Saleh and a number of high-ranking government officials were injured in the shelling hitting Saleh's palace on Friday, in which 11 of Saleh's guards were killed.

Meanwhile, Yemeni Vice President Abdu Rabu Mansour Hadi on Sunday formally started to exercise power as the acting president after Saleh left late Saturday for Riyadh, a senior official told Xinhua.

Hadi held a meeting later Sunday with the highest military council, which was attended by commanders from the family of Saleh, according to the official who asked not to be named.

Hadi then met with the U.S. ambassador to Yemen Gerald Feierstein and discussed the latest developments in Yemen, according to the defense ministry, which denied any discussion between the pair about procedures for the transfer of power after Saleh left Yemen.

Another Yemeni official familiar with the situation told Xinhua that during his meeting with Feierstein, Hadi received a phone call from a senior official of the White House, who has been closely following up the political developments in Yemen during the absence of President Saleh.

According to a close aide the president, Saleh hesitated to go to Riyadh Saturday night when Saudi doctors, who arrived in Sanaa to perform medical test for his injuries, told him that he must undergo a surgery in Riyadh.

"Saleh's hesitation came for fears that he could not return home as the president, but the Saudi King Abdullah bin Abdul-Aziz called him and assured him that he will be under the protection of (the King's) special guards," the aide told Xinhua on condition of anonymity.

The power supply in all Yemeni provinces, including the capital Sanaa, has recovered since early Sunday after long-time blackouts following pitched street battles in downtown Sanaa between the government forces and armed men loyal to opposition tribal leader Sadiq al-Ahmar.

Tens of thousands of anti-government protesters went to streets Sunday in several major provinces to celebrate Saleh's departure.

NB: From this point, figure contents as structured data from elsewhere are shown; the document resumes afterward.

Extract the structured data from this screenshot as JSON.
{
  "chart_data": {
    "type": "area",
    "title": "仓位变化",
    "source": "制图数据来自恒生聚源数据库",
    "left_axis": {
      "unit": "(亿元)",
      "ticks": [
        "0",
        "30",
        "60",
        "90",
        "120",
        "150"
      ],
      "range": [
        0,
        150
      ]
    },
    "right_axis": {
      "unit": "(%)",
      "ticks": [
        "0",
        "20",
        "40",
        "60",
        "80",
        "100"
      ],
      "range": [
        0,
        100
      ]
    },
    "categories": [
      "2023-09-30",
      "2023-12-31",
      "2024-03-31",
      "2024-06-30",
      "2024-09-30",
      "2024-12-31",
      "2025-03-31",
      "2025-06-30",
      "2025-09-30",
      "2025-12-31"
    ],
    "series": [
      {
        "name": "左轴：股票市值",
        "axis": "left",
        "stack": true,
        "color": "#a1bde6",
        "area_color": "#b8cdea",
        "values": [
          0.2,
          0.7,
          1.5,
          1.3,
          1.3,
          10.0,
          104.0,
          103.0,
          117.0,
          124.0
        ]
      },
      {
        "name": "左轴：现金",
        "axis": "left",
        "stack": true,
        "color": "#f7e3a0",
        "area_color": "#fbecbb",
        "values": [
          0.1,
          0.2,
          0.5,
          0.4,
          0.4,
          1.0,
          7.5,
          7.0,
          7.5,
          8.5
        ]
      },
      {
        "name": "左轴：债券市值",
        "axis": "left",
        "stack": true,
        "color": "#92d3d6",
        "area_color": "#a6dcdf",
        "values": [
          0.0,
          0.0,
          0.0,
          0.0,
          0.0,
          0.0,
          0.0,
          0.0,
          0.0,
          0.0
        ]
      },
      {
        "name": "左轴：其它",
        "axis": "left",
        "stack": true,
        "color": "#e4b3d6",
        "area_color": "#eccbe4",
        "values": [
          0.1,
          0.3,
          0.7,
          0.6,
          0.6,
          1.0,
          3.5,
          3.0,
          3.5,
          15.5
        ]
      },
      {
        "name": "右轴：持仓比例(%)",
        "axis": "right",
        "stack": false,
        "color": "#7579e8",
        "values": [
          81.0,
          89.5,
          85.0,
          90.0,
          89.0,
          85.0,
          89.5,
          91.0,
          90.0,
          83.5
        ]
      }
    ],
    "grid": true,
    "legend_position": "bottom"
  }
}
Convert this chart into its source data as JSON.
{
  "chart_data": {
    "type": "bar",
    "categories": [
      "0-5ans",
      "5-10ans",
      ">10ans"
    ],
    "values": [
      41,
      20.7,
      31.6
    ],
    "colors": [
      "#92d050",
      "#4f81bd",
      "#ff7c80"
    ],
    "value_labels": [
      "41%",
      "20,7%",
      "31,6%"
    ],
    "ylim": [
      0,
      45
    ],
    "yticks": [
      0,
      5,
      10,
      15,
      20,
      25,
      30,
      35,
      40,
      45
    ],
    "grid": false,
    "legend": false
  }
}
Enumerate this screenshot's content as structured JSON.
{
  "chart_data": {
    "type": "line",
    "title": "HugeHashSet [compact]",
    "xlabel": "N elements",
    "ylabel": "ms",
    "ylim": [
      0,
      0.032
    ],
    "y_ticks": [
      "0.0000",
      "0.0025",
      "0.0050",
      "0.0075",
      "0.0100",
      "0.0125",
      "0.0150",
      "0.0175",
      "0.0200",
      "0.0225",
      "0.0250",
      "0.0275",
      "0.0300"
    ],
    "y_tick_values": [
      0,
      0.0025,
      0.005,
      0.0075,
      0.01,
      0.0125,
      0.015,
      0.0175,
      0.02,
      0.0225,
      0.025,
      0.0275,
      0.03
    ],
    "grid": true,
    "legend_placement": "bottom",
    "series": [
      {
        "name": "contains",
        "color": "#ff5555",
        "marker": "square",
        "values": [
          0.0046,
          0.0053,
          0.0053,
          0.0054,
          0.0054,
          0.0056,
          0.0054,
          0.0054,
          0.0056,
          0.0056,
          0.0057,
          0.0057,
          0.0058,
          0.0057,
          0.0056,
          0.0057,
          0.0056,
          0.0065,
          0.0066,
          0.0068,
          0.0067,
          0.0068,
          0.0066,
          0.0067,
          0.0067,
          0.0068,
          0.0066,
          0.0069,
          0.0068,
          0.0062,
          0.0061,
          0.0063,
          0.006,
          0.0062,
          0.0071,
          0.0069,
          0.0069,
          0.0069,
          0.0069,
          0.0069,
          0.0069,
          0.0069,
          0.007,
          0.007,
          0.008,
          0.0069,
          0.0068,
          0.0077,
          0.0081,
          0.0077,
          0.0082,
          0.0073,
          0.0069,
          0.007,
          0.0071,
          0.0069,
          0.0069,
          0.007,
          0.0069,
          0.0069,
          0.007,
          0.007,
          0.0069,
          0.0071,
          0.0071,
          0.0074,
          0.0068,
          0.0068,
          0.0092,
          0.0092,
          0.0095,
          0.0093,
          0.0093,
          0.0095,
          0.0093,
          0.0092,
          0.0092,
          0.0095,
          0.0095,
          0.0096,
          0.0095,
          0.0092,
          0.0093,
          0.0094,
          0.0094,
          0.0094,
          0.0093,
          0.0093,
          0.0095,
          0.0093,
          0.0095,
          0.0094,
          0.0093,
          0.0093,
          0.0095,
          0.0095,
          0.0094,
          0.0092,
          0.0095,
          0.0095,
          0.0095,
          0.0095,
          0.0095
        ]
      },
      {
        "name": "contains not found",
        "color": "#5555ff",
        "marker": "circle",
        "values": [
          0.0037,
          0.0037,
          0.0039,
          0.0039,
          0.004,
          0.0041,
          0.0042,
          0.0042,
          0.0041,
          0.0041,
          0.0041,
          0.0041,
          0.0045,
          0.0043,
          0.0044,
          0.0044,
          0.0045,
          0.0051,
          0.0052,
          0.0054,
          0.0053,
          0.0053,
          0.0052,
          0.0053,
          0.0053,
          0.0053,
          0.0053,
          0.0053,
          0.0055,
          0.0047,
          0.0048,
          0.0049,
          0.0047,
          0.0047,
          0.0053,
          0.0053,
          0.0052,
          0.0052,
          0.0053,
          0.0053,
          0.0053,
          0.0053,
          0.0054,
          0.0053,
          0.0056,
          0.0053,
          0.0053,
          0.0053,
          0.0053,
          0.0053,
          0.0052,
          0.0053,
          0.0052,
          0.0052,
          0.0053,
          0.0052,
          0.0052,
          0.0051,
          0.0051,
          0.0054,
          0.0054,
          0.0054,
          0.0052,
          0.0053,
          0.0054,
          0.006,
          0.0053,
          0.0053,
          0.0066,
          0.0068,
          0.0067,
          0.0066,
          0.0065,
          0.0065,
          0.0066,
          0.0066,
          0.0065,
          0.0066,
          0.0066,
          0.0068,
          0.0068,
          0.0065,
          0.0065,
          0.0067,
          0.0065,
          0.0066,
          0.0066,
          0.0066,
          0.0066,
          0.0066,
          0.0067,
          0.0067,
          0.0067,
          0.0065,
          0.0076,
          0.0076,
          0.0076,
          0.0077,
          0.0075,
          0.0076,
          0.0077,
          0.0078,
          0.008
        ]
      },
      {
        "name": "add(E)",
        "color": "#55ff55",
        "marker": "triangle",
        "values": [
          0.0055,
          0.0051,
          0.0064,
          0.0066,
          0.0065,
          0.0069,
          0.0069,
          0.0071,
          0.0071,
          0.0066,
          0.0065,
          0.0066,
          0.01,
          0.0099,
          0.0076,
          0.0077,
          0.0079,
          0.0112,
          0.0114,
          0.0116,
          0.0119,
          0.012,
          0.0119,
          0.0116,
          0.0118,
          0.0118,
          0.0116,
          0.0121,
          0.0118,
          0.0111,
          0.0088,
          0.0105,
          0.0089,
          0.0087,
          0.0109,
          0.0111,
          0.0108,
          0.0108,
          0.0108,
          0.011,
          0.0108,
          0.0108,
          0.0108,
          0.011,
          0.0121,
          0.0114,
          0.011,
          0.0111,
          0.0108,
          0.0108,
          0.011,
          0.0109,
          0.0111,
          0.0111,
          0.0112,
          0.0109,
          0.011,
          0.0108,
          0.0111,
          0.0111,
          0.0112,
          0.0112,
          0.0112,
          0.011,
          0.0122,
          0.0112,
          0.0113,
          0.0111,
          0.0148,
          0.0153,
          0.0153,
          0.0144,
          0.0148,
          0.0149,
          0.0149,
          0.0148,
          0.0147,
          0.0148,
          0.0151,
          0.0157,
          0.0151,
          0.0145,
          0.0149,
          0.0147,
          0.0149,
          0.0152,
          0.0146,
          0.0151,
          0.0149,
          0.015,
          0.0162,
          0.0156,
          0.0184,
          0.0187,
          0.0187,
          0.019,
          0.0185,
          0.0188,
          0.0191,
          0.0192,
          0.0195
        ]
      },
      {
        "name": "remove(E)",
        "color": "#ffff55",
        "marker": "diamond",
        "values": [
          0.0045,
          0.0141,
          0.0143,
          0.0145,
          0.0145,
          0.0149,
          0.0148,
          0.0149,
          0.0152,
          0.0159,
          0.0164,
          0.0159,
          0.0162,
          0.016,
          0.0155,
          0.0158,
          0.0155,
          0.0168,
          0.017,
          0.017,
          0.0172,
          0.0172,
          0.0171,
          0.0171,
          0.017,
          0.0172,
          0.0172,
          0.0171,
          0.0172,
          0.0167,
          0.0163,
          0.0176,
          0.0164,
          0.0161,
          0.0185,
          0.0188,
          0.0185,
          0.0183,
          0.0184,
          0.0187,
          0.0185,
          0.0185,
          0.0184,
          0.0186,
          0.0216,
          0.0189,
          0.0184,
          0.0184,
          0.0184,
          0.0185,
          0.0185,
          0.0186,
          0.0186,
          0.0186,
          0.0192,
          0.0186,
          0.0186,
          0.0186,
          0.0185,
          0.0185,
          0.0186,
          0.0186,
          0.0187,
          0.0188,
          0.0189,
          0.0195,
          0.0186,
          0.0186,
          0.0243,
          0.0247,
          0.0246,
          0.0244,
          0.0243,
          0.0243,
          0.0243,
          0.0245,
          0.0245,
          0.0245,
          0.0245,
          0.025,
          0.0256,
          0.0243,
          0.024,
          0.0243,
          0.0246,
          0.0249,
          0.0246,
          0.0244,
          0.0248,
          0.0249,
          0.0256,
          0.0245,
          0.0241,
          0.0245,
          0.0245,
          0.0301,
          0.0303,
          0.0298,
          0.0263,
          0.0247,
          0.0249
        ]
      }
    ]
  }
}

The opposition Joint Minting Parties (JMP) said Sunday that they were working with U.S. and Gulf leaders to prevent the return of the embattled president.

"We are working with U.S. and Gulf Arab leaders to prevent Saleh from returning Yemen again ... Saleh's rule and regime are over," the opposition spokesman Mohamed Qahtan told Xinhua.

He declined to elaborate further, but said he learned that Saleh had entered the operation room in a military hospital in Riyadh to remove a shrapnel from his chest.

He also said the opposition leaders were in a close meeting now to consider the situation after Saleh.